There is considerable support in Congress for increasing federal funding for water infrastructure along with a realization that appropriations for the Clean Water and Drinking Water SRFs cannot be increased in the current budget climate. For the current fiscal 2005 the appropriation for the CWSRF was actually cut $250 million below its fiscal 2004 appropriation of $1.35 billion. The DWSRF got $850 million a $5 million increase over 2004.
Way short of needs
But those totals are way short of what is needed. The Environmental Protection Agency conducts two surveys every four years of the states’ water and wastewater needs. According to the two most recent surveys for water (2001) and wastewater (2002) EPA estimates the nationwide demand for improvements to be $331 billion over 20 years.

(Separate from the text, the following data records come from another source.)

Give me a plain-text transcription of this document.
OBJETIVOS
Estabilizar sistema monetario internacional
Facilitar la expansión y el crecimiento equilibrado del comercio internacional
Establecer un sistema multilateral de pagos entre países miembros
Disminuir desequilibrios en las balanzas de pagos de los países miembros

There are also several independent analyses of the gap between what the nation as a whole currently spends on infrastructure and what the nation needs to spend. In 1999 the Water Infrastructure Network a consortium of water and wastewater providers researchers environmentalists engineers and product manufacturers released a study claiming the annual gap is $23 billion.
A bipartisan core in Congress understands the need for an initiative on water infrastructure. The passage of the Water Infrastructure Financing Act (S. 2550) by the Senate Environment and Public Works Committee last October was a testament to that. But while that bill made some significant changes to the SRFs neither the full Senate nor the House passed the bill.
Nor did that legislation make any mention of a new trust fund whose funding mechanism would have to be approved by the House Ways and Means and Senate Finance committees.
The beverage industry won’t be taking the prospective tax bath lying down. “[The Intl. Bottled Water Assn.] and other beverage industry representatives oppose being singled out for funding such a trust fund” says Wells. “A beverage container tax is not the appropriate funding source for such an effort to improve the nation’s water and sewer infrastructure.”